在6个月内诊断为糖尿病的个体（新生儿糖尿病，NDM）的基因发现研究可以为人类胰腺β细胞的发育和功能提供独特的见解。我们在2个不相关的NDM患者中发现了纯合子PAX4功能丧失变体：p.（Arg126*）停止增益变体和c.-352_104del缺失，影响PAX4前4个外显子。我们证实了p.（Arg126*）变异在crispr编辑的人类诱导多能干细胞（iPSC）衍生的胰腺内胚层细胞中引起无义介导的衰变。在PAX4缺失的胰岛细胞模型中，通过对CUT&RUN和rna测序的综合分析，发现了由PAX4直接调控的参与胰岛发育和葡萄糖刺激胰岛素分泌的基因。两个先证都有短暂性NDM，在婴儿期早期得到缓解，但在2.4岁和6.7岁时复发，这表明与小鼠模型相反，PAX4对人类胰腺β细胞的发育不是必需的。

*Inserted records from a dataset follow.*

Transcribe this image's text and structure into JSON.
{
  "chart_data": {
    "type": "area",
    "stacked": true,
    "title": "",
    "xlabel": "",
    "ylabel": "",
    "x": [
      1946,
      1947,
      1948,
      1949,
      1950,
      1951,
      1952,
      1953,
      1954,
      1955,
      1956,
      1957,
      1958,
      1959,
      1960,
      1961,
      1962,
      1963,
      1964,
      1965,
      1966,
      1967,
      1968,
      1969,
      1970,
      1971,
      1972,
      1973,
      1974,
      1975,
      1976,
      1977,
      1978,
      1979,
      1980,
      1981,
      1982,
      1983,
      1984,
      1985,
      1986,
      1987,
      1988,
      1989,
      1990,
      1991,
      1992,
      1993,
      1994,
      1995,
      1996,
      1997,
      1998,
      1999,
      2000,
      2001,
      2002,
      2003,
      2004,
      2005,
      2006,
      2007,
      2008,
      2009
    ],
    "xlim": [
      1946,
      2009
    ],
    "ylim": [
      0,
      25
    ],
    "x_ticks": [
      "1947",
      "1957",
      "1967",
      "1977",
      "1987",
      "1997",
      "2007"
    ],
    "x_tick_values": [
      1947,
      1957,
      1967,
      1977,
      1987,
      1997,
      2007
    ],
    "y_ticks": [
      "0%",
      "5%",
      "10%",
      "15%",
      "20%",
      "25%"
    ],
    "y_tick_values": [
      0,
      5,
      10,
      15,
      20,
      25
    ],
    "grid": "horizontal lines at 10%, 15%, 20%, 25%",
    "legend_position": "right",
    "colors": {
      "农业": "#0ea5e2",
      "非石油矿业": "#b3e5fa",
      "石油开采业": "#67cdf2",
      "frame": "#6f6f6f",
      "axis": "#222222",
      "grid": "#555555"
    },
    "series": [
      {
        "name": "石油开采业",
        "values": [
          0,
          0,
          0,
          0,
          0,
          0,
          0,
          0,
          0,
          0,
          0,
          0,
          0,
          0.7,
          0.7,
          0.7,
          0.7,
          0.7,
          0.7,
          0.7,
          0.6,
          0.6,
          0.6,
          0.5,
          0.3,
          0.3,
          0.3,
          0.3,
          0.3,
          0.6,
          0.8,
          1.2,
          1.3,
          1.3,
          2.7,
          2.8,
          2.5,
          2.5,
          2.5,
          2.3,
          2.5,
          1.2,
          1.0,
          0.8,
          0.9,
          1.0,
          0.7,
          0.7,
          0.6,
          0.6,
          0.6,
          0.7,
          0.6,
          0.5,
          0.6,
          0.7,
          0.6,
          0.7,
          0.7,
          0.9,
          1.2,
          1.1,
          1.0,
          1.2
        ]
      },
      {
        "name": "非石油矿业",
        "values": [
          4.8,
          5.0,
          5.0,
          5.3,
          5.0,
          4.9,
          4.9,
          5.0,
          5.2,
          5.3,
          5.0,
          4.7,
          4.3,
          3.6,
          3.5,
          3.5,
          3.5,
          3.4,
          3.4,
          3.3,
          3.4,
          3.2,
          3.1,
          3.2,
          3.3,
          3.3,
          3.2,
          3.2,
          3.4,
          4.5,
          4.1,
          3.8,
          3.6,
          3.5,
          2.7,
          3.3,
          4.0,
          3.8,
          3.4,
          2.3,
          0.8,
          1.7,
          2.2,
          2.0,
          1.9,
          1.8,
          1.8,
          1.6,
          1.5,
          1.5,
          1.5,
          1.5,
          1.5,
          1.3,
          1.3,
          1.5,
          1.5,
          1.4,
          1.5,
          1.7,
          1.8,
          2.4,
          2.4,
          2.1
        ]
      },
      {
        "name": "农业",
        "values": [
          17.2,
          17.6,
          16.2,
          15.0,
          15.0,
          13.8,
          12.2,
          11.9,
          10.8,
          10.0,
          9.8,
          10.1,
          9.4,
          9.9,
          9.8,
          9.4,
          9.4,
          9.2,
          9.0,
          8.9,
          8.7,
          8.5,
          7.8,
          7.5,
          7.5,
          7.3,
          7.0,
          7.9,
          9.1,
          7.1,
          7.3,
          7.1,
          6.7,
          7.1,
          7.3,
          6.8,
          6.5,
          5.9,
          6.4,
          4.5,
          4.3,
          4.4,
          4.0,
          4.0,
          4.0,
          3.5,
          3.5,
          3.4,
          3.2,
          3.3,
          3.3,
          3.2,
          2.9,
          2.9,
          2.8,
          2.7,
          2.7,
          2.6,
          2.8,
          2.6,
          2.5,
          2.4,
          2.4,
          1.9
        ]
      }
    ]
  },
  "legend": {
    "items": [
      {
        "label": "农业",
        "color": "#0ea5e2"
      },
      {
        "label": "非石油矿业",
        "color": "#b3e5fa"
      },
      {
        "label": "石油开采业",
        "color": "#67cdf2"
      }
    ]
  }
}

本文章由计算机程序翻译，如有差异，请以英文原文为准。

求助全文

约1分钟内获得全文求助全文

来源期刊

Molecular Metabolism ENDOCRINOLOGY & METABOLISM-

CiteScore

14.50

自引率

2.50%

发文量

219

审稿时长

43 days

期刊介绍： Molecular Metabolism is a leading journal dedicated to sharing groundbreaking discoveries in the field of energy homeostasis and the underlying factors of metabolic disorders. These disorders include obesity, diabetes, cardiovascular disease, and cancer. Our journal focuses on publishing research driven by hypotheses and conducted to the highest standards, aiming to provide a mechanistic understanding of energy homeostasis-related behavior, physiology, and dysfunction. We promote interdisciplinary science, covering a broad range of approaches from molecules to humans throughout the lifespan. Our goal is to contribute to transformative research in metabolism, which has the potential to revolutionize the field. By enabling progress in the prognosis, prevention, and ultimately the cure of metabolic disorders and their long-term complications, our journal seeks to better the future of health and well-being.